Fuchs Website        Tempus Fugit


Hans-Jürgen Fuchs, a multi-instrumentalist and music-producer from Germany, has been involved in many different musical projects. Recently he released Leaving Home, his first solo album under his family name. In the biography about the concept of the album you can read that it tells the story of his German family between 1920 and 1945, beginning with the happy years of a young love, followed by Hitler's seizure of power ending in curse and expulsion. It's the story of his father's family, pieced together from his grandmother's anecdotes.

A seventy-five minute concept album with such content is rather heavy to listen to, but Fuchs did a fine job. Sixteen songs take you along musical styles of the seventies (Peter Gabriel), the eighties (Simple Minds, U2, Martin Ansell) and the nineties (the late Kevin Gilbert). He succeeded in blending those influences rather nicely. Listen to the glorious new wave intro of Summer We Come and you know what to play to chase the rain away! Other highlights are Symphony In Disguise, Forgive Me - which starts in silence with piano, slide-guitar and cello and breaks out with a complete orchestration - and the closing title track containing a stunning finale that leaves you behind in silence...
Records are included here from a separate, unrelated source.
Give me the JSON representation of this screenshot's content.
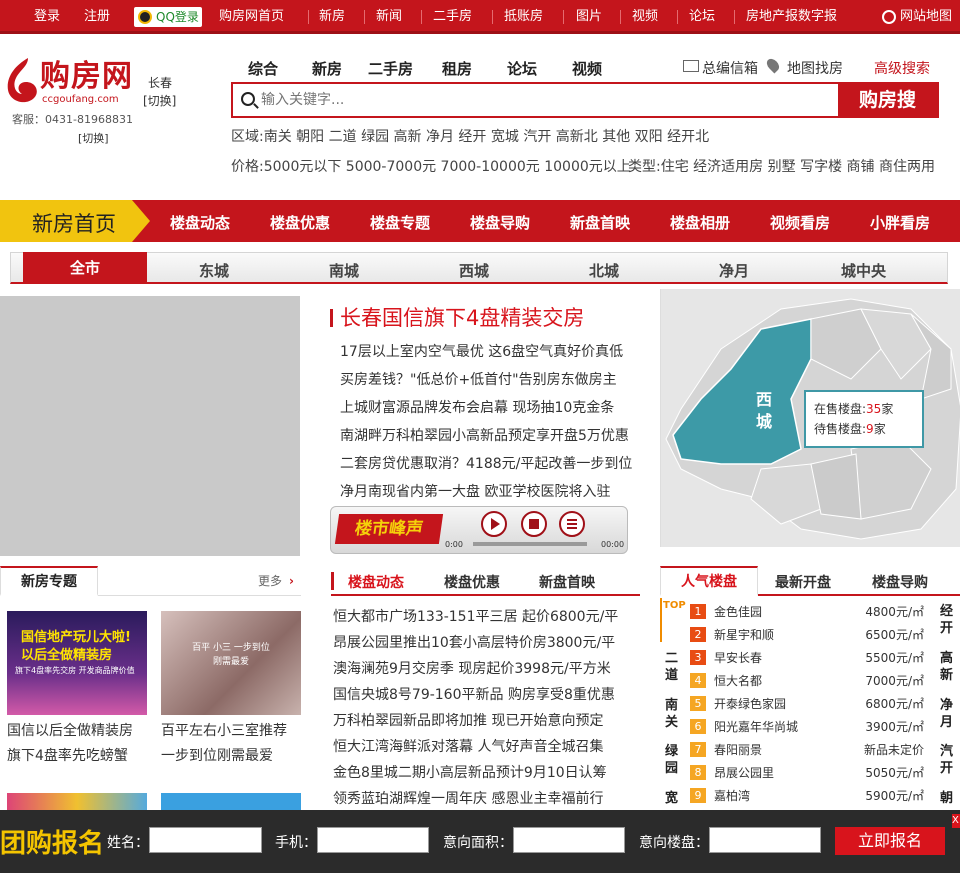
{
  "topbar": {
    "login": "登录",
    "register": "注册",
    "qq_login": "QQ登录",
    "links": [
      "购房网首页",
      "新房",
      "新闻",
      "二手房",
      "抵账房",
      "图片",
      "视频",
      "论坛",
      "房地产报数字报"
    ],
    "sitemap": "网站地图"
  },
  "header": {
    "logo_text": "购房网",
    "logo_domain": "ccgoufang.com",
    "city": "长春",
    "city_switch": "[切换]",
    "hotline": "客服：0431-81968831",
    "switch2": "[切换]",
    "search_tabs": [
      "综合",
      "新房",
      "二手房",
      "租房",
      "论坛",
      "视频"
    ],
    "mailbox": "总编信箱",
    "map_search": "地图找房",
    "advanced_search": "高级搜索",
    "search_placeholder": "输入关键字...",
    "search_button": "购房搜",
    "area_filter": "区域:南关 朝阳 二道 绿园 高新 净月 经开 宽城 汽开 高新北 其他 双阳 经开北",
    "price_filter": "价格:5000元以下 5000-7000元 7000-10000元 10000元以上",
    "type_filter": "类型:住宅 经济适用房 别墅 写字楼 商铺 商住两用"
  },
  "section_nav": {
    "home": "新房首页",
    "items": [
      "楼盘动态",
      "楼盘优惠",
      "楼盘专题",
      "楼盘导购",
      "新盘首映",
      "楼盘相册",
      "视频看房",
      "小胖看房"
    ]
  },
  "districts": [
    "全市",
    "东城",
    "南城",
    "西城",
    "北城",
    "净月",
    "城中央"
  ],
  "headline": {
    "title": "长春国信旗下4盘精装交房",
    "items": [
      "17层以上室内空气最优 这6盘空气真好价真低",
      "买房差钱？\"低总价+低首付\"告别房东做房主",
      "上城财富源品牌发布会启幕 现场抽10克金条",
      "南湖畔万科柏翠园小高新品预定享开盘5万优惠",
      "二套房贷优惠取消？4188元/平起改善一步到位",
      "净月南现省内第一大盘 欧亚学校医院将入驻"
    ]
  },
  "player": {
    "brand": "楼市峰声",
    "time_start": "0:00",
    "time_end": "00:00"
  },
  "map": {
    "area": "西城",
    "on_sale_label": "在售楼盘:",
    "on_sale_count": "35",
    "on_sale_unit": "家",
    "pending_label": "待售楼盘:",
    "pending_count": "9",
    "pending_unit": "家",
    "base_color": "#e6e6e6",
    "highlight_color": "#3d9aa7"
  },
  "zhuanti": {
    "title": "新房专题",
    "more": "更多",
    "thumb1_line1": "国信地产玩儿大啦!",
    "thumb1_line2": "以后全做精装房",
    "thumb1_small": "旗下4盘率先交房 开发商品牌价值",
    "thumb2_text": "百平 小三 一步到位 刚需最爱",
    "captions": [
      "国信以后全做精装房",
      "旗下4盘率先吃螃蟹",
      "百平左右小三室推荐",
      "一步到位刚需最爱"
    ]
  },
  "dynamics": {
    "tabs": [
      "楼盘动态",
      "楼盘优惠",
      "新盘首映"
    ],
    "items": [
      "恒大都市广场133-151平三居 起价6800元/平",
      "昂展公园里推出10套小高层特价房3800元/平",
      "澳海澜苑9月交房季 现房起价3998元/平方米",
      "国信央城8号79-160平新品 购房享受8重优惠",
      "万科柏翠园新品即将加推 现已开始意向预定",
      "恒大江湾海鲜派对落幕 人气好声音全城召集",
      "金色8里城二期小高层新品预计9月10日认筹",
      "领秀蓝珀湖辉煌一周年庆 感恩业主幸福前行"
    ]
  },
  "hot": {
    "tabs": [
      "人气楼盘",
      "最新开盘",
      "楼盘导购"
    ],
    "top_label": "TOP",
    "left_labels": [
      "二道",
      "南关",
      "绿园",
      "宽"
    ],
    "right_labels": [
      "经开",
      "高新",
      "净月",
      "汽开",
      "朝"
    ],
    "list": [
      {
        "rank": "1",
        "name": "金色佳园",
        "price": "4800元/㎡"
      },
      {
        "rank": "2",
        "name": "新星宇和顺",
        "price": "6500元/㎡"
      },
      {
        "rank": "3",
        "name": "早安长春",
        "price": "5500元/㎡"
      },
      {
        "rank": "4",
        "name": "恒大名都",
        "price": "7000元/㎡"
      },
      {
        "rank": "5",
        "name": "开泰绿色家园",
        "price": "6800元/㎡"
      },
      {
        "rank": "6",
        "name": "阳光嘉年华尚城",
        "price": "3900元/㎡"
      },
      {
        "rank": "7",
        "name": "春阳丽景",
        "price": "新品未定价"
      },
      {
        "rank": "8",
        "name": "昂展公园里",
        "price": "5050元/㎡"
      },
      {
        "rank": "9",
        "name": "嘉柏湾",
        "price": "5900元/㎡"
      }
    ]
  },
  "groupbuy": {
    "title": "团购报名",
    "name_label": "姓名：",
    "phone_label": "手机：",
    "area_label": "意向面积：",
    "project_label": "意向楼盘：",
    "submit": "立即报名",
    "close": "X"
  }
}
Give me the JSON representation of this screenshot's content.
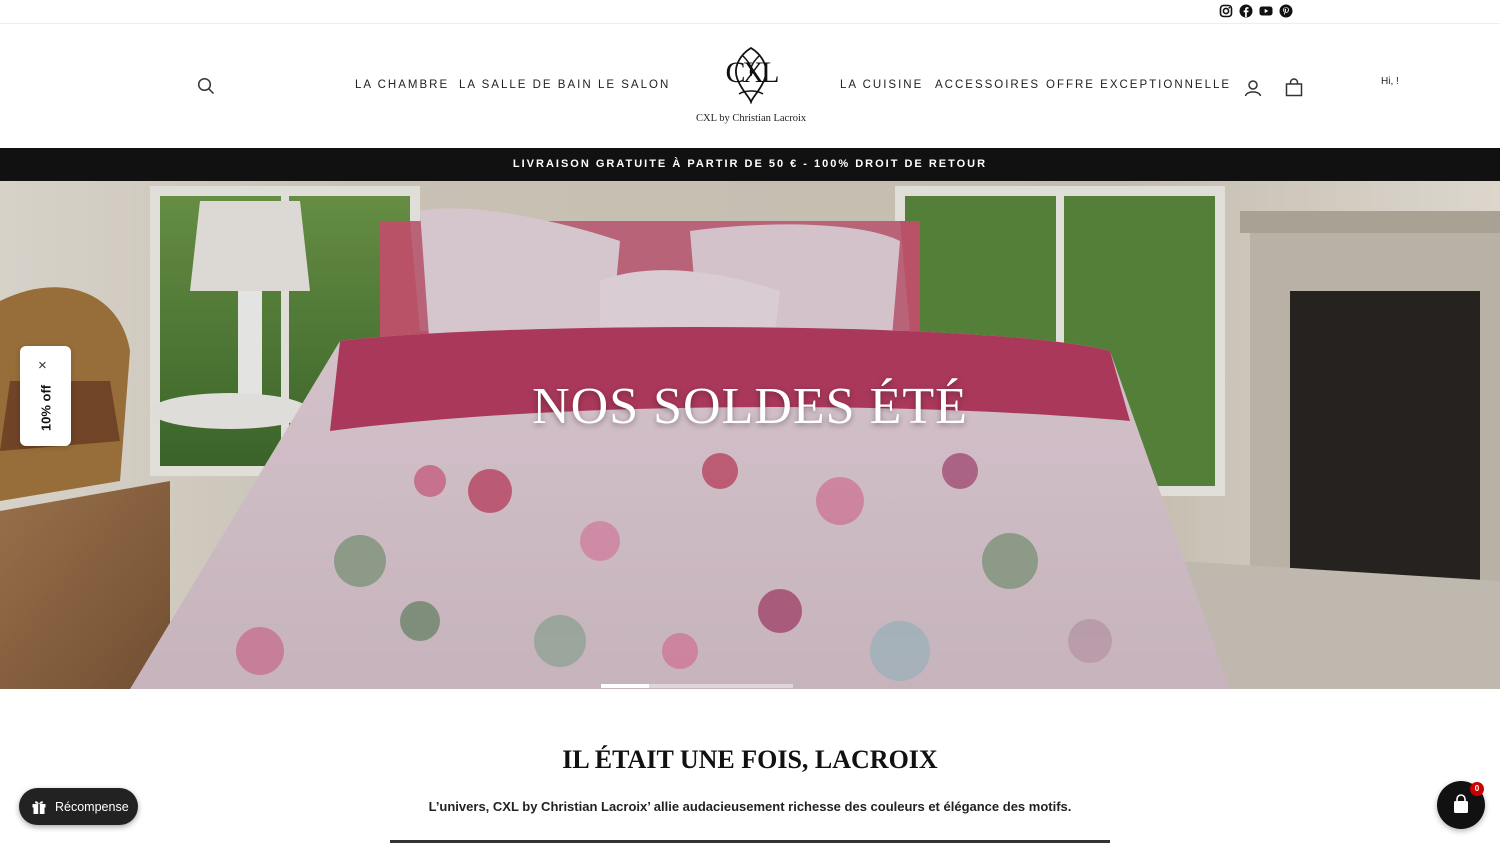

Both the artwork and the album production are okay, the record sounds very open, dynamic and well-layered. Hans-Jürgen Fuchs has a lot of experience in producing; he knows exactly what to do during and after the recordings. However, the lyrics are rather commonplace and never reach the level of the storytelling he promised in his biography. Maybe he had to write and sing the story in German; it's probably a lot easier to find the proper words to express such an inheritance. Moreover, Fuchs would have avoided my closing question then: why is it impossible for German vocalists to sing in English without a German accent?